W pierwszej połowie potrafili powstrzymać najlepszego strzelca Prokomu Davida Logana (tylko 5 punktów do przerwy), a przez całe spotkanie tak utrudniali życie środkowym gospodarzy, że Patrick Burke (1/6 za dwa punkty), Adam Hrycaniuk i Filip Dylewicz zdobyli w sumie tylko 9 punktów i zebrali tylko 9 piłek. To za mało, by wygrać, nawet przy najlepszej dyspozycji zawodników obwodowych.
Prokom prowadził tylko na początku meczu 4:3 i 6:5. Potem obrona gości i skuteczność w ataku Terrella McIntyre’a (26 pkt) oraz reprezentanta Litwy Rimantasa Kaukenasa (22) dały im kilkunastopunktową przewagę. Prokom walczył przez cały mecz, z parkietu aż buchała zawziętość graczy trenera Tomasa Pacesasa, ale nie przekładało się to na wynik. Trzeci zespół Euroligi w minionym sezonie punktował niczym wytrawny bokser, a po nieudanych rzutach wielokrotnie zbierał piłki w ataku, by ponowić akcję. W 34. minucie prowadził już nawet 70:52.

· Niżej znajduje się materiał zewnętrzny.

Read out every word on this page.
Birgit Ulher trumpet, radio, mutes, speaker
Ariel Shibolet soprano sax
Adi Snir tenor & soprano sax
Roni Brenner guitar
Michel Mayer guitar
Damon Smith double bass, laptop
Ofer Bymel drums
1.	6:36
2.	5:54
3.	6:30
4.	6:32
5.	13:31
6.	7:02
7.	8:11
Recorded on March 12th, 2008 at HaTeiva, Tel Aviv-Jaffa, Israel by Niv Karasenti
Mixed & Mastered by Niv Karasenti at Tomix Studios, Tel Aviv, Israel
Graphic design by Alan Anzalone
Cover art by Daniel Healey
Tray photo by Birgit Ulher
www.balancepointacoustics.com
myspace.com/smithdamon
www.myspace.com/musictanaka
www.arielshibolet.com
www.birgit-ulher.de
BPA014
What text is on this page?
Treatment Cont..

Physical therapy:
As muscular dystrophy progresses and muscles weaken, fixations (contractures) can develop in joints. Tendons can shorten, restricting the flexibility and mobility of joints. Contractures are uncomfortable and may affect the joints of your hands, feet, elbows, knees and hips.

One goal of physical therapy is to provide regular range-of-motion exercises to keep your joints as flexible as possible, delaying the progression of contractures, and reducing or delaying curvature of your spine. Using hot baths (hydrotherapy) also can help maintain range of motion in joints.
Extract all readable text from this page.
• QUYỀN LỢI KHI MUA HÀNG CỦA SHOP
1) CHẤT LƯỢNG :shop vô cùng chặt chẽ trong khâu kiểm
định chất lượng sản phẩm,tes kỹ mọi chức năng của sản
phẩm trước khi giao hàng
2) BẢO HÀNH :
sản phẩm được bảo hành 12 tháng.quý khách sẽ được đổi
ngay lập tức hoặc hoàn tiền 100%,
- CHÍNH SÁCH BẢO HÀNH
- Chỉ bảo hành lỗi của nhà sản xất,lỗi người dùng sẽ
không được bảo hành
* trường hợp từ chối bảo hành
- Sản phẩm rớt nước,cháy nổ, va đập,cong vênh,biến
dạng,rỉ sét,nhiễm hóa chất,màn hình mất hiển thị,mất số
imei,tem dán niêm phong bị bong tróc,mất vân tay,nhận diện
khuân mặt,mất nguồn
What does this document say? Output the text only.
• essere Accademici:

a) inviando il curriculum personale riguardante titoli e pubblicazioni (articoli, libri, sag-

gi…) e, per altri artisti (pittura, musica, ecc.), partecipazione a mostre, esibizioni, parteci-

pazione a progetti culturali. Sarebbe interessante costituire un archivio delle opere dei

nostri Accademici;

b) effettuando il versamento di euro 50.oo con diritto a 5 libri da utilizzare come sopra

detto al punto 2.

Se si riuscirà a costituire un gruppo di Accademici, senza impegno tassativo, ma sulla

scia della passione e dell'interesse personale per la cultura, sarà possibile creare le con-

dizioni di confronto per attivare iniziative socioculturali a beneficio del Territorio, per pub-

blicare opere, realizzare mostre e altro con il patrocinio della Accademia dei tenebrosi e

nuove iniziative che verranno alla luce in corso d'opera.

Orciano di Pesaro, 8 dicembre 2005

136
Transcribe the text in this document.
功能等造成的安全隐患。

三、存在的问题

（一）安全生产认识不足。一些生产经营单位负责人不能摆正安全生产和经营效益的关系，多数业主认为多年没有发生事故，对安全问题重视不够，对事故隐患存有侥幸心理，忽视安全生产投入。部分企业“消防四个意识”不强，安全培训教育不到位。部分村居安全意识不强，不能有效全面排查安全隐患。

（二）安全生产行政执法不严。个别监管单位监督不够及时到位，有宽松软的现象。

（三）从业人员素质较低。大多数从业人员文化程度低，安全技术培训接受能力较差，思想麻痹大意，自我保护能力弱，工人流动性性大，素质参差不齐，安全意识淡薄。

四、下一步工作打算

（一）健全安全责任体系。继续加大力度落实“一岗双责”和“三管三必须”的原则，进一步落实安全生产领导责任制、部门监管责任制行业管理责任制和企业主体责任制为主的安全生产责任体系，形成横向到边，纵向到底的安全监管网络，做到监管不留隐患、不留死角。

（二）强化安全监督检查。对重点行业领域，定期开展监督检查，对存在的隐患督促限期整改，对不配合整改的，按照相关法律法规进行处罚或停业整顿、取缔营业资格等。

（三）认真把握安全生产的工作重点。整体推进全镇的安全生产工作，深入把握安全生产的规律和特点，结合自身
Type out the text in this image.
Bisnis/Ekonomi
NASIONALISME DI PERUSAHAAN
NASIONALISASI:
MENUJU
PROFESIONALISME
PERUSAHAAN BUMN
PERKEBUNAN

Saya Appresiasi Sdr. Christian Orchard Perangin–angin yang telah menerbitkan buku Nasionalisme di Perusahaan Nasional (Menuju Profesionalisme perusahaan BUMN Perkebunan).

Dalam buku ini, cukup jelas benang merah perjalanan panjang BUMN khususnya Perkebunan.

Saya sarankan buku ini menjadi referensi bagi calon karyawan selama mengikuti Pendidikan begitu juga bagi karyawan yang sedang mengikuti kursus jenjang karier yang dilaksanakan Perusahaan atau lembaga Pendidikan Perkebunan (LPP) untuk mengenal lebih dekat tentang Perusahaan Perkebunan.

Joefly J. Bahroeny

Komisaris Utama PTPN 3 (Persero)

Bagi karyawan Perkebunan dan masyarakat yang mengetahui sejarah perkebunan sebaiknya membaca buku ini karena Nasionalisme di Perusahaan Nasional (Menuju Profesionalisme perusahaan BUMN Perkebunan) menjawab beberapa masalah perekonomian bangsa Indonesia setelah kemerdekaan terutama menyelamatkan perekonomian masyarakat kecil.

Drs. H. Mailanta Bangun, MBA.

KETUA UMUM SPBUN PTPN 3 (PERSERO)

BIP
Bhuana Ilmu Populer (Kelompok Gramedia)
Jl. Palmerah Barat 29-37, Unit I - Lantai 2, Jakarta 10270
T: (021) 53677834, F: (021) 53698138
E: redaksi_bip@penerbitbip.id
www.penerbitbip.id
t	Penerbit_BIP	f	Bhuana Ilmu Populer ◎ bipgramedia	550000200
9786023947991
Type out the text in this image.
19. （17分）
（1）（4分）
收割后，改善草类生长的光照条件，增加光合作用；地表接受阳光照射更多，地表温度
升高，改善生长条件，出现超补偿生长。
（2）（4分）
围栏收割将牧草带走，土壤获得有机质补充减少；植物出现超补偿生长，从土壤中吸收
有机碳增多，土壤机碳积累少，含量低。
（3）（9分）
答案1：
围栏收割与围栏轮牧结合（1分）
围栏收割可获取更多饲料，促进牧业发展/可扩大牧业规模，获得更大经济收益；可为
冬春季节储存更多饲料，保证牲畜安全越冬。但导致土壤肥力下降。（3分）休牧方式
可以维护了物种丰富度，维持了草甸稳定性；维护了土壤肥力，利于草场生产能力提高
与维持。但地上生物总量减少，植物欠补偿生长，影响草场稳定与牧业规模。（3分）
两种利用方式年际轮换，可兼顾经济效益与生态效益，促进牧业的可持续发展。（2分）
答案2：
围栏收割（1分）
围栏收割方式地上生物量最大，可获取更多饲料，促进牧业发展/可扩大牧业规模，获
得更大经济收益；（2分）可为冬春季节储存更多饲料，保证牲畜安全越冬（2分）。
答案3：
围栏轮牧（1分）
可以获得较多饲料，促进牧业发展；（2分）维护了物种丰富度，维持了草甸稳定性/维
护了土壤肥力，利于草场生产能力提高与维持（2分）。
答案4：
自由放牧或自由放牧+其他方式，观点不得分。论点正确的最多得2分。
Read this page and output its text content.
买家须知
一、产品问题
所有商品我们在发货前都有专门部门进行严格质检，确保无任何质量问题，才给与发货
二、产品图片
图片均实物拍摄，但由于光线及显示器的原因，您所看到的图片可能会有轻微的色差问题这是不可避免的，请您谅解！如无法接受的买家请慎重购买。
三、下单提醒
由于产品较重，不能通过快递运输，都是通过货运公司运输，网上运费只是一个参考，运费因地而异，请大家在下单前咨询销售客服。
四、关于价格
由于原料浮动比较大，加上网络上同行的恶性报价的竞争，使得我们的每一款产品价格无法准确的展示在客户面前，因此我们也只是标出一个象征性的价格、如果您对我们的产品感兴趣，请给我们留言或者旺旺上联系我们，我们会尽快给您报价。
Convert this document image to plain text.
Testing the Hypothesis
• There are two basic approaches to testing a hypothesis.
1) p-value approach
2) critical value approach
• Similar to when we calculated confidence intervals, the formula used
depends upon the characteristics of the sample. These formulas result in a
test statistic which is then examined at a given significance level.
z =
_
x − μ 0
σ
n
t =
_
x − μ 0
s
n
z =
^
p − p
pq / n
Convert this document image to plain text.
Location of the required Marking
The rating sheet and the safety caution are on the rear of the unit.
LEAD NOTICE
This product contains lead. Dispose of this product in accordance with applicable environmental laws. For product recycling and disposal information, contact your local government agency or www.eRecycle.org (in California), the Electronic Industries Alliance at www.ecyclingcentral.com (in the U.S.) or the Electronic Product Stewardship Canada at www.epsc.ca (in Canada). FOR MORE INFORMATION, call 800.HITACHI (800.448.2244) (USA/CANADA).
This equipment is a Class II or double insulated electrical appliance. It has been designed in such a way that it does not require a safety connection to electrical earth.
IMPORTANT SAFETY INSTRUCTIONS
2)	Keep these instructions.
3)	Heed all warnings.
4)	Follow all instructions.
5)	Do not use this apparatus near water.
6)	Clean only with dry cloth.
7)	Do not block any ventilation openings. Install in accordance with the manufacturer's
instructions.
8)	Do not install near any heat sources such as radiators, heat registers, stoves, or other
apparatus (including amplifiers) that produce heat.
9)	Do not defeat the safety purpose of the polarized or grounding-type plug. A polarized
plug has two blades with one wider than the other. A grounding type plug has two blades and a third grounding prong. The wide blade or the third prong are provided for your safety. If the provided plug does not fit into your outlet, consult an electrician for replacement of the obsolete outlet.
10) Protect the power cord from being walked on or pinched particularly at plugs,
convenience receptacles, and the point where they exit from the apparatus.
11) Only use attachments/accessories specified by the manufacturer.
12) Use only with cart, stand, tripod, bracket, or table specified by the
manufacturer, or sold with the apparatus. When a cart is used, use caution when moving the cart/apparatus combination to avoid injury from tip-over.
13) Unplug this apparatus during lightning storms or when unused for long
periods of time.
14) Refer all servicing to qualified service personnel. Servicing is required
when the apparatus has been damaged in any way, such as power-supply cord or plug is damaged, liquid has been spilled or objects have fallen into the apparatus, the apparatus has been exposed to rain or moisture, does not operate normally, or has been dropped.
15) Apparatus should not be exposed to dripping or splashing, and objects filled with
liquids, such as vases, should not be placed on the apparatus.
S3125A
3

Ambitna pogoń w końcówce i seria rzutów z dystansu Alekseja Nesovicia (4/4 za trzy) pozwoliły zmniejszyć rozmiary porażki do 11 punktów. To i tak o dwa więcej niż w pierwszym meczu w Sienie. Za tydzień Prokom gra na wyjeździe ze SLUC Nancy.
Obie drużyny walczą o czwarte miejsce, premiowane awansem do fazy Top 16. Mistrzowie Polski mają dwa zwycięstwa, mistrzowie Francji - jedno. Wygrana w Nancy postawiłaby nasz zespół w komfortowej sytuacji.